# MTH Railking Dash 8



## main131 (Jan 3, 2008)

All I want for Christmas is a Railking Dash 8 WHOOPEE
Guess what. My wife said, instead of helping me with all the kids presents and all the shopping 
Why dont you go into the garden an play with your Dash 8?

http://www.youtube.com/watch?v=5nyYNX4KPR4

Anybody know if you can convert them to battery operation? I can go and join in with the live steam boys then...


----------



## TheLordsServant (Jul 7, 2008)

I've only heard of a handful of people who have converted DCS equipped engines to battery power. It seems the MTH system is just very unfriendly towards battery operation. Can it be done? Sure. I have heard of people placing a DCS TIU into a boxcar, and filling another boxcar with batteries, and then just wiring the whole thing together. Honestly, check out: rayman4449.dynip.com and contact him. He knows more about MTH One Gauge and DCS than any other ten people I know combined, and if there is a way to convert an MTH engine to battery power, he probably knows about it.


----------



## jmill24 (Jan 11, 2008)

*Raymond has a link to a how to make battery operation for MTH. Link is listed below. There is a rumor that MTH is thinking of a special TIU for battery operation. Really like the Dash 8, looks like it runs good, certianly sounds good...............Jim* 
http://www.rayman4449.dynip.com/MTH_Battery_Install.htm


----------



## Stan Cedarleaf (Jan 2, 2008)

I converted an MTH Challenger to batteries and contolled it with the DCS board in a following battery car. There's a complete post on it in the archives. I'll see if I can find it.
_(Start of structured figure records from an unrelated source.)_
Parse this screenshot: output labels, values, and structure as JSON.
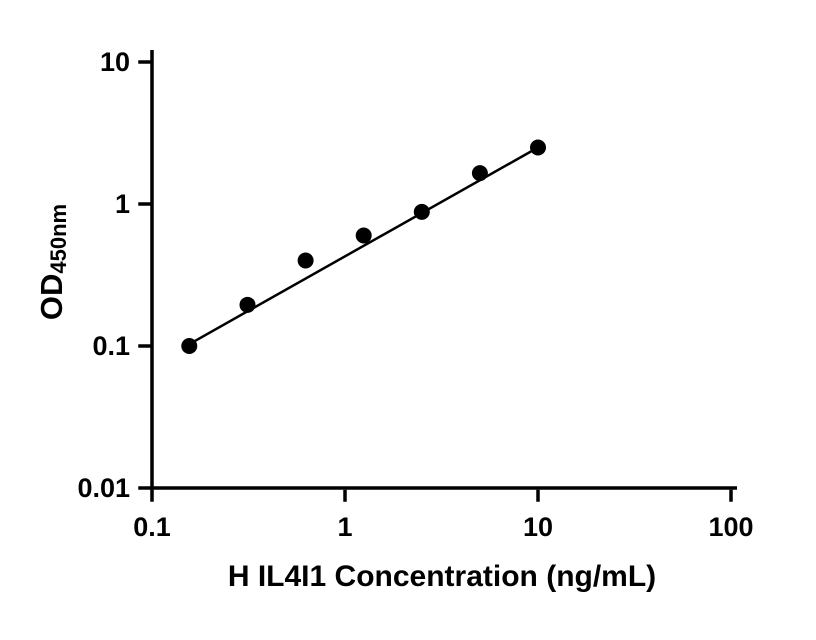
{
  "background_color": "#ffffff",
  "chart_data": {
    "type": "scatter",
    "title": "",
    "xlabel": "H IL4I1 Concentration (ng/mL)",
    "ylabel_main": "OD",
    "ylabel_sub": "450nm",
    "x_scale": "log",
    "y_scale": "log",
    "xlim": [
      0.1,
      100
    ],
    "ylim": [
      0.01,
      10
    ],
    "grid": false,
    "legend": "none",
    "axis_color": "#000000",
    "marker_color": "#000000",
    "line_color": "#000000",
    "x_ticks": [
      {
        "value": 0.1,
        "label": "0.1"
      },
      {
        "value": 1,
        "label": "1"
      },
      {
        "value": 10,
        "label": "10"
      },
      {
        "value": 100,
        "label": "100"
      }
    ],
    "y_ticks": [
      {
        "value": 10,
        "label": "10"
      },
      {
        "value": 1,
        "label": "1"
      },
      {
        "value": 0.1,
        "label": "0.1"
      },
      {
        "value": 0.01,
        "label": "0.01"
      }
    ],
    "points": [
      {
        "x": 0.156,
        "y": 0.1
      },
      {
        "x": 0.3125,
        "y": 0.195
      },
      {
        "x": 0.625,
        "y": 0.4
      },
      {
        "x": 1.25,
        "y": 0.6
      },
      {
        "x": 2.5,
        "y": 0.88
      },
      {
        "x": 5,
        "y": 1.65
      },
      {
        "x": 10,
        "y": 2.5
      }
    ],
    "fit_line": {
      "x1": 0.156,
      "y1": 0.103,
      "x2": 10,
      "y2": 2.5
    }
  }
}
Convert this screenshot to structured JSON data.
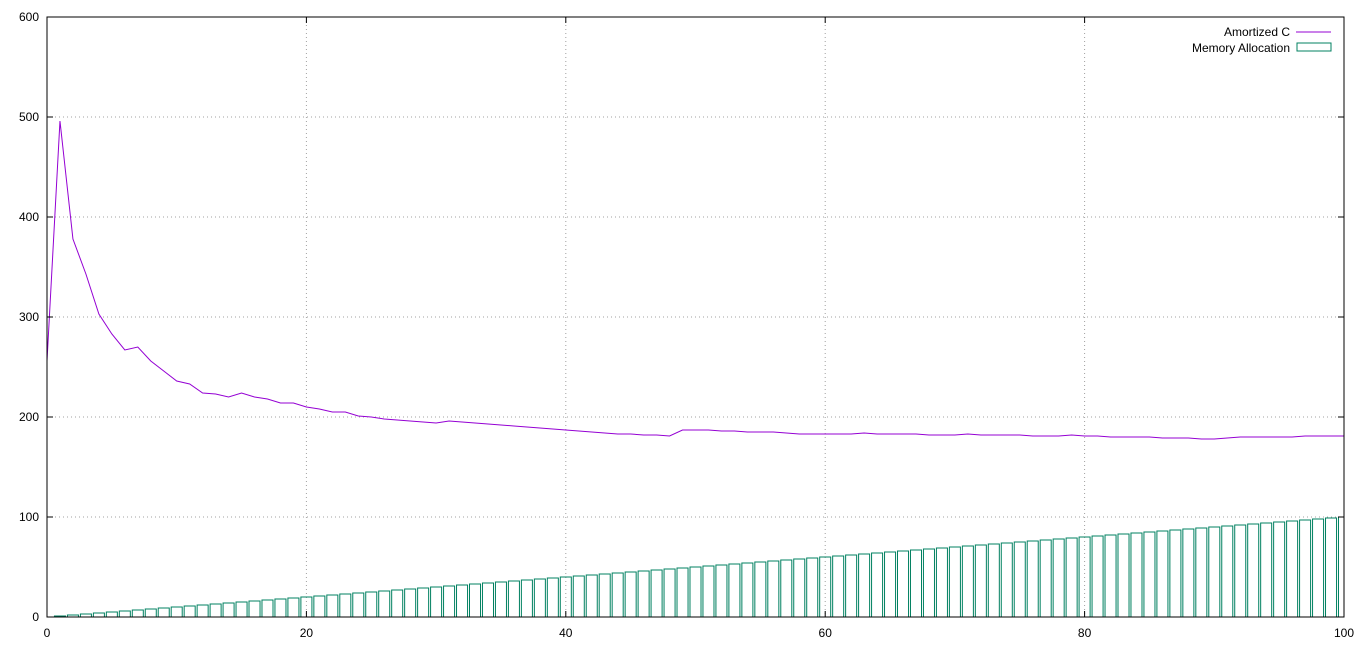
{
  "chart_data": {
    "type": "line",
    "title": "",
    "xlabel": "",
    "ylabel": "",
    "xlim": [
      0,
      100
    ],
    "ylim": [
      0,
      600
    ],
    "x_ticks": [
      0,
      20,
      40,
      60,
      80,
      100
    ],
    "y_ticks": [
      0,
      100,
      200,
      300,
      400,
      500,
      600
    ],
    "grid": true,
    "legend_position": "top-right",
    "series": [
      {
        "name": "Amortized C",
        "type": "line",
        "color": "#9400d3",
        "values": [
          256,
          496,
          378,
          343,
          303,
          283,
          267,
          270,
          256,
          246,
          236,
          233,
          224,
          223,
          220,
          224,
          220,
          218,
          214,
          214,
          210,
          208,
          205,
          205,
          201,
          200,
          198,
          197,
          196,
          195,
          194,
          196,
          195,
          194,
          193,
          192,
          191,
          190,
          189,
          188,
          187,
          186,
          185,
          184,
          183,
          183,
          182,
          182,
          181,
          187,
          187,
          187,
          186,
          186,
          185,
          185,
          185,
          184,
          183,
          183,
          183,
          183,
          183,
          184,
          183,
          183,
          183,
          183,
          182,
          182,
          182,
          183,
          182,
          182,
          182,
          182,
          181,
          181,
          181,
          182,
          181,
          181,
          180,
          180,
          180,
          180,
          179,
          179,
          179,
          178,
          178,
          179,
          180,
          180,
          180,
          180,
          180,
          181,
          181,
          181,
          181
        ]
      },
      {
        "name": "Memory Allocation",
        "type": "bar",
        "color": "#008060",
        "values": [
          0,
          1,
          2,
          3,
          4,
          5,
          6,
          7,
          8,
          9,
          10,
          11,
          12,
          13,
          14,
          15,
          16,
          17,
          18,
          19,
          20,
          21,
          22,
          23,
          24,
          25,
          26,
          27,
          28,
          29,
          30,
          31,
          32,
          33,
          34,
          35,
          36,
          37,
          38,
          39,
          40,
          41,
          42,
          43,
          44,
          45,
          46,
          47,
          48,
          49,
          50,
          51,
          52,
          53,
          54,
          55,
          56,
          57,
          58,
          59,
          60,
          61,
          62,
          63,
          64,
          65,
          66,
          67,
          68,
          69,
          70,
          71,
          72,
          73,
          74,
          75,
          76,
          77,
          78,
          79,
          80,
          81,
          82,
          83,
          84,
          85,
          86,
          87,
          88,
          89,
          90,
          91,
          92,
          93,
          94,
          95,
          96,
          97,
          98,
          99,
          100
        ]
      }
    ]
  },
  "colors": {
    "axis": "#000000",
    "grid": "#a0a0a0",
    "background": "#ffffff"
  }
}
Here 'tis.... MTH CHallenger Conversion it's on page 9 of the archives and go to 22 Jun 2007 and you'll see it.... 

and the TIU.... TIU In a Box Car.  it's on page 7 at 7 August 2007


----------



## jlinde (Jan 2, 2008)

Wonderful film. I've always loved your layout - great combination of elevated + scale detail. Is there anywhere I can see additional photos of it in its entirety? Cheers, Jon Linde


----------